Gray v. Mississippi
In Gray v. Mississippi, 481 U.S. 648 (1987), the U.S. Supreme Court addressed a case involving a systematic exclusion of jurors during voir dire based on their opposition to the death penalty. The State had lodged for-cause or peremptory challenges against every juror who "expressed any degree of uncertainty in the ability to cast ... a vote" for the death penalty, id. at 652, and quickly exhausted all 12 of its peremptory challenges, id. at 653. The prosecution then challenged a juror who had expressed no opposition to the death penalty and had said many times that she could return a death sentence. The trial court denied the challenge. Id. at 654-655. Arguing that the trial court had erroneously denied certain earlier challenges for cause, and thus had forced the State to waste peremptory challenges, the prosecution sought to reopen those previous challenges. The trial court refused to do so, but removed the current juror, over objection from the defense. Id. at 655. On appeal all of the state judges agreed the juror could not be excused for cause under either the Witherspoon or the Witt standard, but the appellate court held it was appropriate, under the circumstances, to treat the challenge in question as a peremptory strike. 481 U.S. at 656-657.

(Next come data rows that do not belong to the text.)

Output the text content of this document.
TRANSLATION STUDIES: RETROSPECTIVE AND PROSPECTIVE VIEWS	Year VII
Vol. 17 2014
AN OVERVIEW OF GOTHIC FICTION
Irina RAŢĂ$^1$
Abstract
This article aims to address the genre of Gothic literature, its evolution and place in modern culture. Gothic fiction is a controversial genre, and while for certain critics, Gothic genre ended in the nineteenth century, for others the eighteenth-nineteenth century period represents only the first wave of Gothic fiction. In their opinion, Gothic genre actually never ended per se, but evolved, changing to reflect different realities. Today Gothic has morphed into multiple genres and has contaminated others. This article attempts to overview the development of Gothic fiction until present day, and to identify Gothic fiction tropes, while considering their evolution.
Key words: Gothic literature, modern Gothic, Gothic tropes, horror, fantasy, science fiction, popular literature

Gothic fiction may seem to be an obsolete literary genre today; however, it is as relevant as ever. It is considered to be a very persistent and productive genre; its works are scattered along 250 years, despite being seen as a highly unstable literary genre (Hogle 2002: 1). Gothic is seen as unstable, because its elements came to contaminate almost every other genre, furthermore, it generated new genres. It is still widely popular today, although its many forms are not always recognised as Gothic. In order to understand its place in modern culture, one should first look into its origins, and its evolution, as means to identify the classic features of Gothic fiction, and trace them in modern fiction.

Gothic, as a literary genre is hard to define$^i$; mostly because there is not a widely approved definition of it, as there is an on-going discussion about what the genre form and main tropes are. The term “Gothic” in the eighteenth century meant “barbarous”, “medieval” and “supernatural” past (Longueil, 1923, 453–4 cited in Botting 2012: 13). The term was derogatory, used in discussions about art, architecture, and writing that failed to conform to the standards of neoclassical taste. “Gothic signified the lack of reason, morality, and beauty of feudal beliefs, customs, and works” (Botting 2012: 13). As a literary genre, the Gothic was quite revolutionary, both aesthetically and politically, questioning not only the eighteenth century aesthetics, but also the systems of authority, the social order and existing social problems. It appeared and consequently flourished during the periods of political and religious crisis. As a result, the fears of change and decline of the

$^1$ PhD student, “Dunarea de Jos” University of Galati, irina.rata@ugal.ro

The U.S. Supreme Court reversed, holding that the juror had been removed for cause and that she was not substantially impaired under the controlling Witt standard. 481 U.S. at 659. The error was not subject to harmlessness review, and thus the sentence could not stand. Ibid.
The U.S. Supreme Court later observed that Gray represents a rare case, however, because in the typical situation there will be a state-court finding of substantial impairment; in Gray, the state courts had found the opposite, which makes that precedent of limited significance to the instant case.